Civ. 2e, 7 mai 2014, F-P+B, n° 13-16.095

La durée légale du travail se calcule, en principe, dans un cadre hebdomadaire équivalent à trente-cinq heures (C. trav., L. 3121-10). Toutefois, les outils juridiques créés depuis l’ordonnance n° 82-41 du 16 janvier 1982 relative à l’aménagement du temps de travail, renforcée par les lois n° 2000-37 du 19 janvier 2000 et n° 2008-789 du 20 août 2008, aboutissent à une certaine flexibilité en faveur des employeurs. L’intention du législateur était « de répondre aux impératifs de fonctionnement de l’entreprise ou de branche dont l’activité est susceptible de connaître des fluctuations régulières et prévisibles en cours d’année du fait notamment du caractère saisonnier de cette activité » (Circ. 23 févr. 1982 relative à la durée du travail et aux congés payés, JORF 13 mars). Cette modulation permet ainsi de faire varier la durée hebdomadaire de travail sur tout ou partie de l’année, de telle sorte que les semaines de haute activité soient compensées par des semaines de moindre activité. Dès lors, les heures travaillées chaque semaine au-delà de trente-cinq heures ne sont pas considérées comme des heures supplémentaires dans la mesure où elles sont récupérées dans les semaines basses. Se pose alors, outre le problème de la comptabilisation des temps d’absence, celui de l’application de la modulation aux contrats saisonniers.

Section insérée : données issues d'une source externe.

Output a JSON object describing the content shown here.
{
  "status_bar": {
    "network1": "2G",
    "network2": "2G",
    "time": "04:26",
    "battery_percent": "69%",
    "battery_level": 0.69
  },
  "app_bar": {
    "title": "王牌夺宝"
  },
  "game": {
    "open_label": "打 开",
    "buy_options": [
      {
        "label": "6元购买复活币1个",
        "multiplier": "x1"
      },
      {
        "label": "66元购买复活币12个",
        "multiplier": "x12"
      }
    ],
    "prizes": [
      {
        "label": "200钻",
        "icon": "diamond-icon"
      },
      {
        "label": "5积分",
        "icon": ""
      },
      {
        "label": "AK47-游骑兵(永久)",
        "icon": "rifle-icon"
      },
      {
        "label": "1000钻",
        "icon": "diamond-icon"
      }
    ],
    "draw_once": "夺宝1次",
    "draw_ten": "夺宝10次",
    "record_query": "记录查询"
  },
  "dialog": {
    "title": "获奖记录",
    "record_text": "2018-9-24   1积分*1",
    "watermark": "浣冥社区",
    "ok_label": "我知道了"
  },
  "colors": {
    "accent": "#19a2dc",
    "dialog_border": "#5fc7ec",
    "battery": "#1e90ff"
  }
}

En l’espèce, à la suite d’un contrôle portant sur la période courant du 1er janvier 2001 au 31 décembre 2003, l’URSSAF a notifié à une société un redressement portant, en particulier, sur la réintégration dans les bases de cotisations des heures supplémentaires effectuées par les travailleurs saisonniers employés par la société. Contestant ce redressement, la société a saisi une juridiction de sécurité sociale. Déboutée en appel, la demanderesse faisait valoir, au soutien de son pourvoi, que les contrats saisonniers sont une variété de contrats à durée déterminée et qu’il doit être tiré de cet état de fait qu’ils sont expressément soumis par la loi aux accords de modulation du temps de travail. Par conséquent, selon la société, le seuil de déclenchement de la majoration pour heures supplémentaires doit être le même pour tous les salariés de l’entreprise, même ceux qui, en tant que travailleurs saisonniers, ne sont pas présents toute l’année.

La Cour de cassation rejette le pourvoi en rappelant qu’aux termes de l’article 8 de la loi du 19 janvier 2000, les accords de modulation et de réduction de la durée du travail conclus sur le fondement des articles L. 212-2-1 et L. 212-8 anciens du code du travail tels qu’issus de la loi n° 93-1313 du 20 décembre 1993 demeurent en vigueur sous réserve de l’application du régime des heures supplémentaires aux heures excédant une durée moyenne sur l’année de trente-cinq heures par semaine. Dès lors, elle en déduit que le contrat saisonnier est par nature incompatible avec l’accord collectif d’aménagement et de réduction du temps de travail. Les heures effectuées certaines semaines au-delà des trente-cinq heures devaient ainsi être soumises au régime des heures supplémentaires et être réintégrées comme telles dans l’assiette des cotisations de la société.

La solution, qui doit être approuvée, ne surprend pas dans la mesure où l’employeur ne peut prétendre appliquer un système dérogatoire au droit commun à des salariés dont il sait dès l’origine qu’ils ne bénéficieront pas de la modulation annuelle entre les périodes hautes et périodes basses, qui leur est par hypothèse inapplicable, sauf à remettre en cause le caractère saisonnier de leur emploi.